An investigation into the Congo Basin’s carbon cycle clarifies one of the world’s darkest blackwater rivers: the Ruki.
In the first study on this major jungle river, the researchers explain how this blackness comes about and what it says about the river system’s carbon balance.
When the researchers came upon the Ruki River, they were quite taken aback. The water in this river, a tributary of the mighty Congo River, is so dark that you literally can’t see your hand in front of your face. “We were struck by the color of the river,” says ETH Zurich researcher Travis Drake, a coauthor of a paper on the findings in the journal Limnography and Oceanography.
Comparisons with other major tropical rivers show that the Ruki may even be the blackest large blackwater river on Earth—it’s certainly a lot darker than the famous Rio Negro in the Amazon.
The reason the water is black is that it contains large amounts of dissolved organic material and hardly any sediment because of the river’s low gradient.

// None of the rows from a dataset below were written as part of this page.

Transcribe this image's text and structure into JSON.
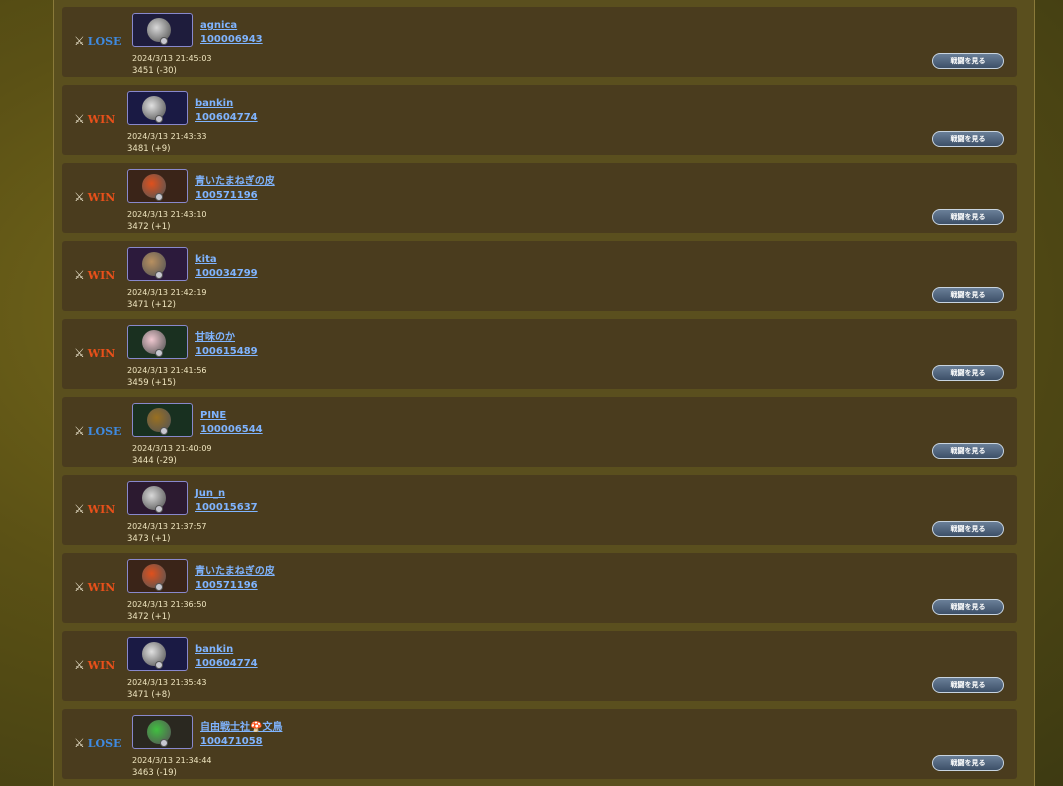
{
  "battles": [
    {
      "result": "LOSE",
      "name": "agnica",
      "id": "100006943",
      "datetime": "2024/3/13 21:45:03",
      "rating": "3451 (-30)",
      "button": "戦闘を見る",
      "avatar_color": "#1e1c3c",
      "gem_color": "#d8d8d8"
    },
    {
      "result": "WIN",
      "name": "bankin",
      "id": "100604774",
      "datetime": "2024/3/13 21:43:33",
      "rating": "3481 (+9)",
      "button": "戦闘を見る",
      "avatar_color": "#1a1a44",
      "gem_color": "#e0e0e0"
    },
    {
      "result": "WIN",
      "name": "青いたまねぎの皮",
      "id": "100571196",
      "datetime": "2024/3/13 21:43:10",
      "rating": "3472 (+1)",
      "button": "戦闘を見る",
      "avatar_color": "#3a2418",
      "gem_color": "#e0501c"
    },
    {
      "result": "WIN",
      "name": "kita",
      "id": "100034799",
      "datetime": "2024/3/13 21:42:19",
      "rating": "3471 (+12)",
      "button": "戦闘を見る",
      "avatar_color": "#2c1a3c",
      "gem_color": "#b89060"
    },
    {
      "result": "WIN",
      "name": "甘味のか",
      "id": "100615489",
      "datetime": "2024/3/13 21:41:56",
      "rating": "3459 (+15)",
      "button": "戦闘を見る",
      "avatar_color": "#1a3020",
      "gem_color": "#f0c8d0"
    },
    {
      "result": "LOSE",
      "name": "PINE",
      "id": "100006544",
      "datetime": "2024/3/13 21:40:09",
      "rating": "3444 (-29)",
      "button": "戦闘を見る",
      "avatar_color": "#183020",
      "gem_color": "#9a7020"
    },
    {
      "result": "WIN",
      "name": "Jun_n",
      "id": "100015637",
      "datetime": "2024/3/13 21:37:57",
      "rating": "3473 (+1)",
      "button": "戦闘を見る",
      "avatar_color": "#2c1a30",
      "gem_color": "#d8d8d8"
    },
    {
      "result": "WIN",
      "name": "青いたまねぎの皮",
      "id": "100571196",
      "datetime": "2024/3/13 21:36:50",
      "rating": "3472 (+1)",
      "button": "戦闘を見る",
      "avatar_color": "#3a2418",
      "gem_color": "#e0501c"
    },
    {
      "result": "WIN",
      "name": "bankin",
      "id": "100604774",
      "datetime": "2024/3/13 21:35:43",
      "rating": "3471 (+8)",
      "button": "戦闘を見る",
      "avatar_color": "#1a1a44",
      "gem_color": "#e0e0e0"
    },
    {
      "result": "LOSE",
      "name": "自由戦士社🍄文鳥",
      "id": "100471058",
      "datetime": "2024/3/13 21:34:44",
      "rating": "3463 (-19)",
      "button": "戦闘を見る",
      "avatar_color": "#2a2820",
      "gem_color": "#40c040"
    }
  ],
  "icons": {
    "result": "crossed-swords-icon",
    "avatar": "character-portrait-icon"
  },
  "colors": {
    "win": "#e8501a",
    "lose": "#3f8ae0",
    "link": "#7fb4ff",
    "row_bg": "#4a3c1e"
  }
}
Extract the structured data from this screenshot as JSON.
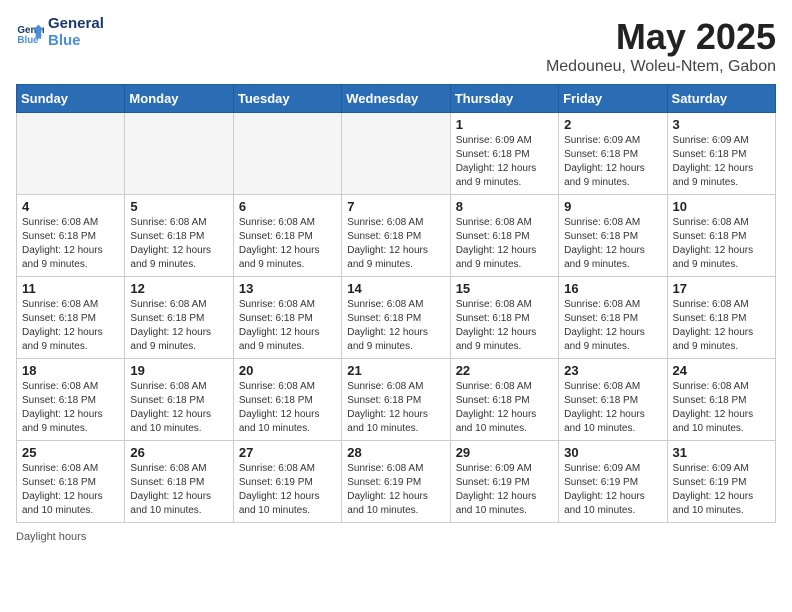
{
  "logo": {
    "line1": "General",
    "line2": "Blue"
  },
  "title": "May 2025",
  "location": "Medouneu, Woleu-Ntem, Gabon",
  "days_of_week": [
    "Sunday",
    "Monday",
    "Tuesday",
    "Wednesday",
    "Thursday",
    "Friday",
    "Saturday"
  ],
  "footer": "Daylight hours",
  "weeks": [
    [
      {
        "day": "",
        "info": ""
      },
      {
        "day": "",
        "info": ""
      },
      {
        "day": "",
        "info": ""
      },
      {
        "day": "",
        "info": ""
      },
      {
        "day": "1",
        "info": "Sunrise: 6:09 AM\nSunset: 6:18 PM\nDaylight: 12 hours and 9 minutes."
      },
      {
        "day": "2",
        "info": "Sunrise: 6:09 AM\nSunset: 6:18 PM\nDaylight: 12 hours and 9 minutes."
      },
      {
        "day": "3",
        "info": "Sunrise: 6:09 AM\nSunset: 6:18 PM\nDaylight: 12 hours and 9 minutes."
      }
    ],
    [
      {
        "day": "4",
        "info": "Sunrise: 6:08 AM\nSunset: 6:18 PM\nDaylight: 12 hours and 9 minutes."
      },
      {
        "day": "5",
        "info": "Sunrise: 6:08 AM\nSunset: 6:18 PM\nDaylight: 12 hours and 9 minutes."
      },
      {
        "day": "6",
        "info": "Sunrise: 6:08 AM\nSunset: 6:18 PM\nDaylight: 12 hours and 9 minutes."
      },
      {
        "day": "7",
        "info": "Sunrise: 6:08 AM\nSunset: 6:18 PM\nDaylight: 12 hours and 9 minutes."
      },
      {
        "day": "8",
        "info": "Sunrise: 6:08 AM\nSunset: 6:18 PM\nDaylight: 12 hours and 9 minutes."
      },
      {
        "day": "9",
        "info": "Sunrise: 6:08 AM\nSunset: 6:18 PM\nDaylight: 12 hours and 9 minutes."
      },
      {
        "day": "10",
        "info": "Sunrise: 6:08 AM\nSunset: 6:18 PM\nDaylight: 12 hours and 9 minutes."
      }
    ],
    [
      {
        "day": "11",
        "info": "Sunrise: 6:08 AM\nSunset: 6:18 PM\nDaylight: 12 hours and 9 minutes."
      },
      {
        "day": "12",
        "info": "Sunrise: 6:08 AM\nSunset: 6:18 PM\nDaylight: 12 hours and 9 minutes."
      },
      {
        "day": "13",
        "info": "Sunrise: 6:08 AM\nSunset: 6:18 PM\nDaylight: 12 hours and 9 minutes."
      },
      {
        "day": "14",
        "info": "Sunrise: 6:08 AM\nSunset: 6:18 PM\nDaylight: 12 hours and 9 minutes."
      },
      {
        "day": "15",
        "info": "Sunrise: 6:08 AM\nSunset: 6:18 PM\nDaylight: 12 hours and 9 minutes."
      },
      {
        "day": "16",
        "info": "Sunrise: 6:08 AM\nSunset: 6:18 PM\nDaylight: 12 hours and 9 minutes."
      },
      {
        "day": "17",
        "info": "Sunrise: 6:08 AM\nSunset: 6:18 PM\nDaylight: 12 hours and 9 minutes."
      }
    ],
    [
      {
        "day": "18",
        "info": "Sunrise: 6:08 AM\nSunset: 6:18 PM\nDaylight: 12 hours and 9 minutes."
      },
      {
        "day": "19",
        "info": "Sunrise: 6:08 AM\nSunset: 6:18 PM\nDaylight: 12 hours and 10 minutes."
      },
      {
        "day": "20",
        "info": "Sunrise: 6:08 AM\nSunset: 6:18 PM\nDaylight: 12 hours and 10 minutes."
      },
      {
        "day": "21",
        "info": "Sunrise: 6:08 AM\nSunset: 6:18 PM\nDaylight: 12 hours and 10 minutes."
      },
      {
        "day": "22",
        "info": "Sunrise: 6:08 AM\nSunset: 6:18 PM\nDaylight: 12 hours and 10 minutes."
      },
      {
        "day": "23",
        "info": "Sunrise: 6:08 AM\nSunset: 6:18 PM\nDaylight: 12 hours and 10 minutes."
      },
      {
        "day": "24",
        "info": "Sunrise: 6:08 AM\nSunset: 6:18 PM\nDaylight: 12 hours and 10 minutes."
      }
    ],
    [
      {
        "day": "25",
        "info": "Sunrise: 6:08 AM\nSunset: 6:18 PM\nDaylight: 12 hours and 10 minutes."
      },
      {
        "day": "26",
        "info": "Sunrise: 6:08 AM\nSunset: 6:18 PM\nDaylight: 12 hours and 10 minutes."
      },
      {
        "day": "27",
        "info": "Sunrise: 6:08 AM\nSunset: 6:19 PM\nDaylight: 12 hours and 10 minutes."
      },
      {
        "day": "28",
        "info": "Sunrise: 6:08 AM\nSunset: 6:19 PM\nDaylight: 12 hours and 10 minutes."
      },
      {
        "day": "29",
        "info": "Sunrise: 6:09 AM\nSunset: 6:19 PM\nDaylight: 12 hours and 10 minutes."
      },
      {
        "day": "30",
        "info": "Sunrise: 6:09 AM\nSunset: 6:19 PM\nDaylight: 12 hours and 10 minutes."
      },
      {
        "day": "31",
        "info": "Sunrise: 6:09 AM\nSunset: 6:19 PM\nDaylight: 12 hours and 10 minutes."
      }
    ]
  ]
}
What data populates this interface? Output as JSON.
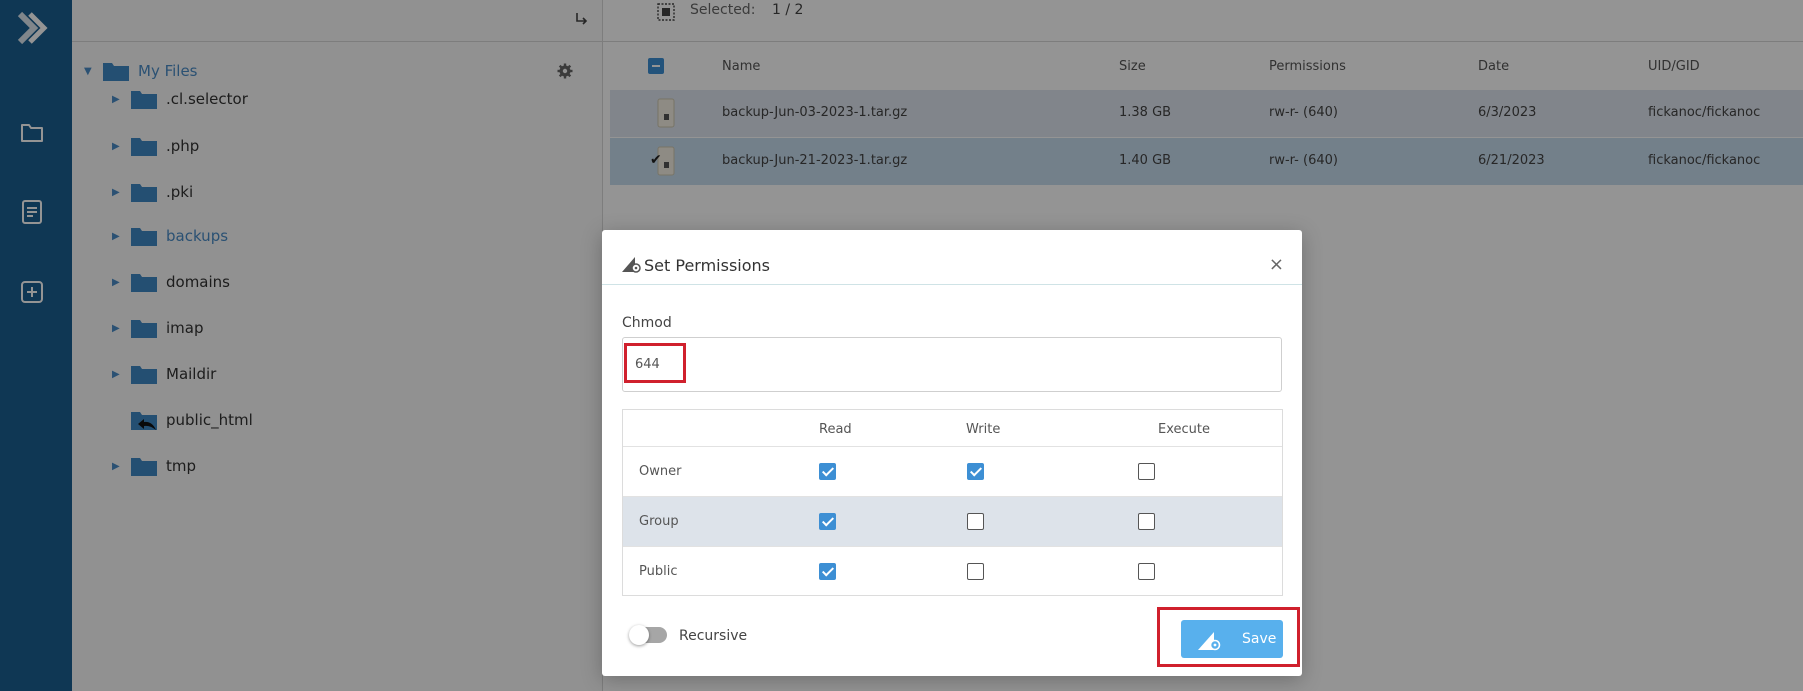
{
  "toolbar": {
    "selected_label": "Selected:",
    "selected_count": "1 / 2"
  },
  "tree": {
    "root": {
      "label": "My Files"
    },
    "items": [
      {
        "label": ".cl.selector",
        "icon": "folder-icon"
      },
      {
        "label": ".php",
        "icon": "folder-icon"
      },
      {
        "label": ".pki",
        "icon": "folder-icon"
      },
      {
        "label": "backups",
        "icon": "folder-icon",
        "active": true
      },
      {
        "label": "domains",
        "icon": "folder-icon"
      },
      {
        "label": "imap",
        "icon": "folder-icon"
      },
      {
        "label": "Maildir",
        "icon": "folder-icon"
      },
      {
        "label": "public_html",
        "icon": "folder-link-icon"
      },
      {
        "label": "tmp",
        "icon": "folder-icon"
      }
    ]
  },
  "table": {
    "columns": [
      "Name",
      "Size",
      "Permissions",
      "Date",
      "UID/GID"
    ],
    "rows": [
      {
        "name": "backup-Jun-03-2023-1.tar.gz",
        "size": "1.38 GB",
        "permissions": "rw-r- (640)",
        "date": "6/3/2023",
        "uid": "fickanoc/fickanoc",
        "selected": false
      },
      {
        "name": "backup-Jun-21-2023-1.tar.gz",
        "size": "1.40 GB",
        "permissions": "rw-r- (640)",
        "date": "6/21/2023",
        "uid": "fickanoc/fickanoc",
        "selected": true
      }
    ]
  },
  "modal": {
    "title": "Set Permissions",
    "close": "×",
    "chmod_label": "Chmod",
    "chmod_value": "644",
    "perm_columns": [
      "Read",
      "Write",
      "Execute"
    ],
    "perm_rows": [
      {
        "label": "Owner",
        "read": true,
        "write": true,
        "execute": false
      },
      {
        "label": "Group",
        "read": true,
        "write": false,
        "execute": false
      },
      {
        "label": "Public",
        "read": true,
        "write": false,
        "execute": false
      }
    ],
    "recursive_label": "Recursive",
    "recursive_on": false,
    "save_label": "Save"
  },
  "colors": {
    "rail": "#1b5f91",
    "accent": "#3d8fd4",
    "highlight": "#d0202d",
    "save": "#58b0ed"
  }
}
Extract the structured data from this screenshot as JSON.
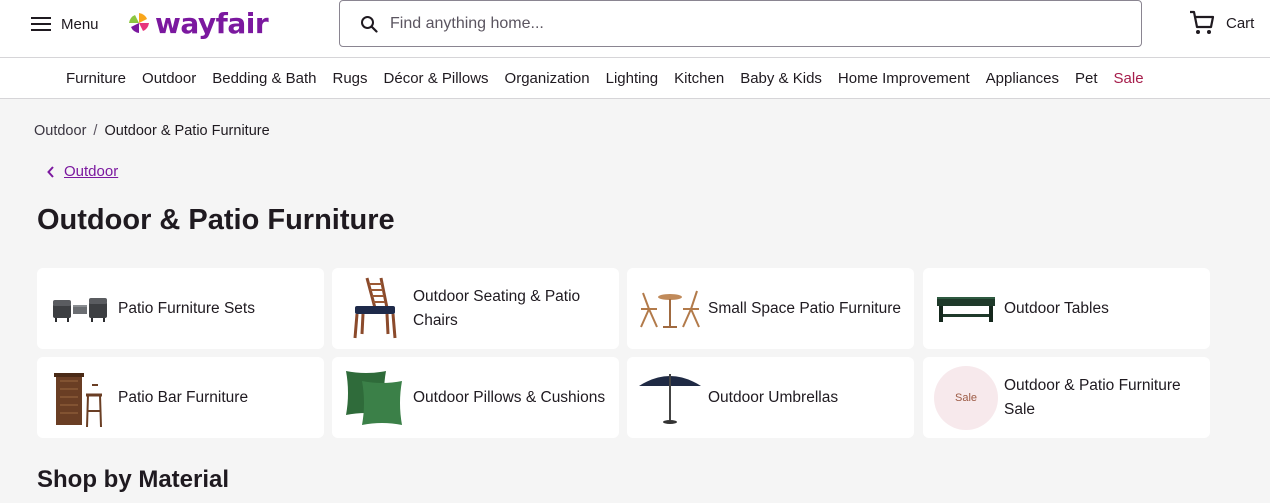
{
  "header": {
    "menu_label": "Menu",
    "logo_text": "wayfair",
    "search_placeholder": "Find anything home...",
    "cart_label": "Cart",
    "brand_color": "#7b189f"
  },
  "category_nav": [
    {
      "label": "Furniture"
    },
    {
      "label": "Outdoor"
    },
    {
      "label": "Bedding & Bath"
    },
    {
      "label": "Rugs"
    },
    {
      "label": "Décor & Pillows"
    },
    {
      "label": "Organization"
    },
    {
      "label": "Lighting"
    },
    {
      "label": "Kitchen"
    },
    {
      "label": "Baby & Kids"
    },
    {
      "label": "Home Improvement"
    },
    {
      "label": "Appliances"
    },
    {
      "label": "Pet"
    },
    {
      "label": "Sale"
    }
  ],
  "breadcrumb": {
    "parent": "Outdoor",
    "separator": "/",
    "current": "Outdoor & Patio Furniture"
  },
  "back_link": "Outdoor",
  "page_title": "Outdoor & Patio Furniture",
  "categories": [
    {
      "label": "Patio Furniture Sets",
      "icon": "patio-sets-icon"
    },
    {
      "label": "Outdoor Seating & Patio Chairs",
      "icon": "patio-chair-icon"
    },
    {
      "label": "Small Space Patio Furniture",
      "icon": "bistro-set-icon"
    },
    {
      "label": "Outdoor Tables",
      "icon": "outdoor-table-icon"
    },
    {
      "label": "Patio Bar Furniture",
      "icon": "bar-set-icon"
    },
    {
      "label": "Outdoor Pillows & Cushions",
      "icon": "pillows-icon"
    },
    {
      "label": "Outdoor Umbrellas",
      "icon": "umbrella-icon"
    },
    {
      "label": "Outdoor & Patio Furniture Sale",
      "icon": "sale-badge",
      "badge": "Sale"
    }
  ],
  "section_title": "Shop by Material"
}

These carbon-rich substances are mostly washed into the river by the rain, which falls on dead jungle vegetation and leaches out organic compounds from the decomposing plant material. What’s more, the river floods the forest in the rainy season. It can take weeks for the often waist-deep water to slowly retreat, during which time it leaches organic substances. “The Ruki is essentially jungle tea,” Drake says.
It’s not just the dark water that’s special. The Ruki, which is one kilometer (.6 miles) wide and empties into the Congo, is unique in its entirety. Its drainage basin, which is four times the size of Switzerland, is still covered by untouched primary lowland rainforest. Along the river, there are big peat bogs containing gigantic amounts of undecomposed dead plant material, which makes them significant carbon sinks.
While the river’s different seasonal water levels have been documented since the 1930s, no data on its chemical composition have been available up to now. No one had yet determined how much dissolved organic carbon (DOC) is in the water and, above all, where it comes from.
So in 2019, Drake and his colleagues set up a measuring station near the city of Mbandaka, a short distance upstream from where the Ruki and the Congo converge, and measured the water discharge every two weeks and daily water level for a year to determine the annual streamflow.
“Our measurement methods on site were quite basic,” Drake says. He relates that Mbandaka has no permanent power supply, only a few diesel generators and hardly any infrastructure—not even a power drill to install the flood level marker. “So we often had to improvise,” he says.
Water samples were collected with each discharge measurement and sent to the lab at ETH Zurich for analysis. There, the researchers determined the samples’ DOC content as well as the age of the organic material based on the radioactive carbon in the DOC. Among other things, they wanted to find out whether the peat along the river releases carbon (and at some point decomposes into CO2).
The researchers decided to examine the water because it contains carbon signatures from the entire drainage area, which in turn convey information about origin and land use. The advantage of water analysis: “We need to collect samples from only one location to gain information about a huge area—like a doctor who takes a blood sample to determine the condition of a patient’s health,” says coauthor Matti Barthel.
The analyses confirmed the visual impression: “The Ruki is one of the most DOC-rich river systems in the world,” Barthel says. Its water contains four times as much organic carbon compounds as the Congo’s and 1.5 times as much as the Rio Negro’s in the Amazon.
And although the Ruki’s drainage basin makes up only a twentieth of the entire Congo Basin, a fifth of the dissolved organic carbon in the Congo comes from this one tributary.
DOC usually comes in the form of organic acids that increase the acidity of the river water. This stimulates the release of carbon dioxide (CO2) as the acids dissolve carbonates present in the water. “CO2 emissions are relatively high across the Ruki’s entire drainage basin but not dissimilar to other tropical rivers,” Drake explains. This is because the Ruki is a sluggish and placid river, which makes it more difficult for the CO2 in the water to escape into the air. “In a turbulent river, we’d see higher emissions,” he says.
According to Drake, the carbon isotope analysis also shows that most of the carbon comes from the forest vegetation, not the peat. Only for a short period of time at the end of the rainy season between March and April, after peak flow, do the researchers find evidence of the peat bogs releasing carbon into the water. It’s not clear how and why this happens at that time. “Overall, however, we see very little peat in the river,” Drake says. “And that’s good news, because it also means that the peat bogs are stable.”
At present, he says, there is no danger that the organic material contained in the peat bogs will be released, since they are under water almost all year round and thus not exposed to oxygen. However, companies have taken an interest in the Ruki Basin’s natural resources. Changes in land use such as deforestation could alter the river regime. This might lead to peat bogs falling dry and being decomposed by bacteria, which would release a huge amount of CO2 .
“The peat bogs in the Congo Basin store some 29 billion tonnes of carbon,” Barthel says. “It would be better for the climate if they stayed wet.”